Только теперь Кира поняла, что так взволновало Ласкина: действительно, дверь сейфа была приоткрыта сантиметров на шесть-семь. Кира передала газету Войцеховскому.
— Давайте пройдем в кабинет к Гилевскому, — предложил Войцеховский. Возьмите двух сотрудников. Матвей Данилович, нужны понятые…
— Он был заперт и тогда, когда мы осматривали кабинет в день убийства, я даже подергала ручки — заперт, — сказала Кира.
— Вы знаете, что там должно быть? — спросил Войцеховский у Ласкина.
— Разумеется! На память помню.
— Кира Федоровна, второй ключ у вас? — спросил Войцеховский.
— У меня.
— Тогда давайте откроем сейф.
С помощью двух ключей отперли дверь, открыли ее, тяжелую, массивную.
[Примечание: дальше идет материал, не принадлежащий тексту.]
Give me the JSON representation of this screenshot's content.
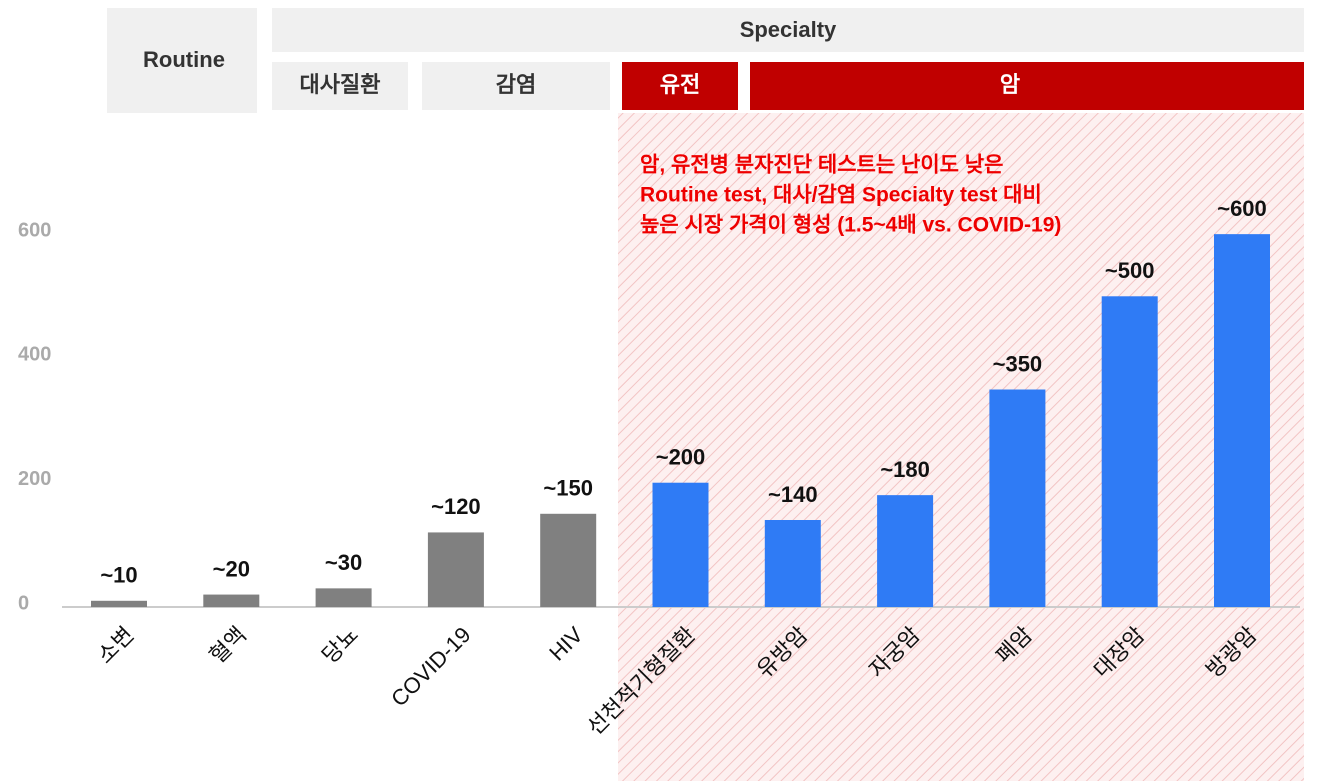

Ласкин заглянул. Начал перечислять:
— Это скифские ушные подвески из золота с камнями. Ценность их в камнях. Нигде, никому, никогда они не попадались больше, словно природа один раз продемонстрировала их мастеру полторы тысячи лет назад и затем упрятала навсегда. Дальше. Это — декоративная булава — серебро, золото, драгоценные камни, подарок Сигизмунда одному из гетьманов. Пояс, IX век, выполнен из золотых пластин, покрывающих кожу, на бирюзовых камнях золотом арабские письмена. Два серебряных женских браслета, XI век, с черным жемчугом. И, наконец, константинопольская панагия VIII век, уникальная эмаль, по периметру бриллианты, по три карата каждый. Все на месте, закончил Ласкин.
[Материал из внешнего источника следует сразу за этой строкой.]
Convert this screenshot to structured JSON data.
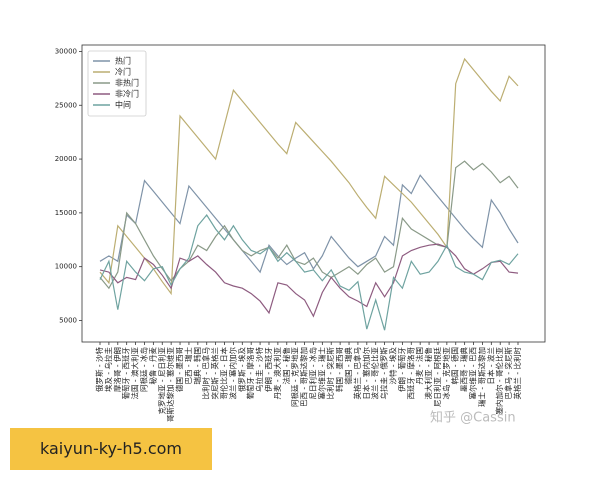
{
  "chart_data": {
    "type": "line",
    "categories": [
      "俄罗斯 - 沙特",
      "埃及 - 乌拉圭",
      "摩洛哥 - 伊朗",
      "葡萄牙 - 西班牙",
      "法国 - 澳大利亚",
      "阿根廷 - 冰岛",
      "秘鲁 - 丹麦",
      "克罗地亚 - 尼日利亚",
      "哥斯达黎加 - 塞尔维亚",
      "德国 - 墨西哥",
      "巴西 - 瑞士",
      "瑞典 - 韩国",
      "比利时 - 巴拿马",
      "突尼斯 - 英格兰",
      "哥伦比亚 - 日本",
      "波兰 - 塞内加尔",
      "俄罗斯 - 埃及",
      "葡萄牙 - 摩洛哥",
      "乌拉圭 - 沙特",
      "伊朗 - 西班牙",
      "丹麦 - 澳大利亚",
      "法国 - 秘鲁",
      "阿根廷 - 克罗地亚",
      "巴西 - 哥斯达黎加",
      "尼日利亚 - 冰岛",
      "塞尔维亚 - 瑞士",
      "比利时 - 突尼斯",
      "韩国 - 墨西哥",
      "德国 - 瑞典",
      "英格兰 - 巴拿马",
      "日本 - 塞内加尔",
      "波兰 - 哥伦比亚",
      "乌拉圭 - 俄罗斯",
      "沙特 - 埃及",
      "伊朗 - 葡萄牙",
      "西班牙 - 摩洛哥",
      "丹麦 - 法国",
      "澳大利亚 - 秘鲁",
      "尼日利亚 - 阿根廷",
      "冰岛 - 克罗地亚",
      "韩国 - 德国",
      "墨西哥 - 瑞典",
      "塞尔维亚 - 巴西",
      "瑞士 - 哥斯达黎加",
      "日本 - 波兰",
      "塞内加尔 - 哥伦比亚",
      "巴拿马 - 突尼斯",
      "英格兰 - 比利时"
    ],
    "series": [
      {
        "name": "热门",
        "color": "#7f93a8",
        "values": [
          10500,
          11000,
          10500,
          14800,
          14000,
          18000,
          17000,
          16000,
          15000,
          14000,
          17500,
          16500,
          15500,
          14500,
          13500,
          12500,
          11500,
          10500,
          9500,
          12000,
          11000,
          10200,
          10800,
          11300,
          9800,
          11000,
          12800,
          11800,
          10800,
          10000,
          10500,
          11000,
          12800,
          12000,
          17600,
          16800,
          18500,
          17500,
          16500,
          15500,
          14500,
          13500,
          12600,
          11800,
          16200,
          15000,
          13500,
          12200
        ]
      },
      {
        "name": "冷门",
        "color": "#bcae72",
        "values": [
          9500,
          8500,
          13800,
          12800,
          11800,
          10800,
          9800,
          8600,
          7500,
          24000,
          23000,
          22000,
          21000,
          20000,
          23200,
          26400,
          25400,
          24400,
          23400,
          22400,
          21400,
          20500,
          23400,
          22500,
          21600,
          20700,
          19800,
          18800,
          17800,
          16600,
          15500,
          14500,
          18400,
          17600,
          16800,
          16000,
          15000,
          14000,
          13000,
          11800,
          27000,
          29300,
          28300,
          27300,
          26300,
          25400,
          27700,
          26800
        ]
      },
      {
        "name": "非热门",
        "color": "#8a9a88",
        "values": [
          9000,
          8000,
          9500,
          15000,
          14000,
          12500,
          11000,
          9800,
          8700,
          9800,
          10500,
          12000,
          11500,
          12800,
          13800,
          12500,
          11500,
          11000,
          11500,
          11800,
          10800,
          12000,
          10500,
          10200,
          10800,
          9500,
          9000,
          9500,
          10000,
          9300,
          10200,
          10800,
          9500,
          10000,
          14500,
          13500,
          13000,
          12500,
          12000,
          11800,
          19200,
          19800,
          19000,
          19600,
          18800,
          17800,
          18400,
          17300
        ]
      },
      {
        "name": "非冷门",
        "color": "#8e5c80",
        "values": [
          9700,
          9500,
          8500,
          9000,
          8800,
          10800,
          10200,
          9200,
          8000,
          10800,
          10500,
          11000,
          10200,
          9500,
          8500,
          8200,
          8000,
          7500,
          6800,
          5700,
          8500,
          8300,
          7500,
          6900,
          5400,
          7600,
          9000,
          8000,
          7200,
          6800,
          6300,
          8500,
          7200,
          8500,
          11000,
          11500,
          11800,
          12000,
          12100,
          11800,
          11000,
          9800,
          9300,
          9800,
          10400,
          10500,
          9500,
          9400
        ]
      },
      {
        "name": "中间",
        "color": "#6fa3a0",
        "values": [
          8800,
          10500,
          6000,
          10500,
          9500,
          8700,
          9800,
          10000,
          8300,
          9800,
          10800,
          13800,
          14800,
          13500,
          12500,
          13800,
          12500,
          11500,
          11200,
          11800,
          10500,
          11300,
          10500,
          9500,
          9700,
          8700,
          9700,
          8200,
          7800,
          8600,
          4200,
          6900,
          4100,
          9000,
          8000,
          10500,
          9300,
          9500,
          10500,
          12000,
          10000,
          9500,
          9300,
          8800,
          10400,
          10600,
          10200,
          11200
        ]
      }
    ],
    "ylim": [
      3000,
      30600
    ],
    "yticks": [
      5000,
      10000,
      15000,
      20000,
      25000,
      30000
    ],
    "legend": "upper left"
  },
  "watermark": "知乎 @Cassin",
  "caption": "kaiyun-ky-h5.com"
}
— Вы уверены? — спросила Кира.
— Все, что в описи, а эту опись я знаю на память.
— Вы часто заглядывали в сейф? — спросила Кира.
— Почти никогда. Раз-два в год. В этом не было нужды. Часто лезть в него значило бы выразить недоверие Гилевскому, обидеть его.
— А сюда, в кабинет, часто заходили?
— При необходимости. Два-три раза в месяц… Что же преступник искал здесь? Странно, ничего не похищено!
— Этого мы еще не знаем, — ответила Кира.
Между тем Войцеховский думал: «Когда Паскалова осматривала тогда кабинет, с нею не было никого, кто бы часто имел возможность входить к Гилевскому и помнить, что, где лежит». Войцеховский обратился к Ласкину:
— Матвей Данилович, внимательнейшим образом осмотрите все вокруг, что сдвинуто, перемещено, переставлено местами, чего не хватает на письменном столе, на этажерке, где пишущая машинка, в общем все.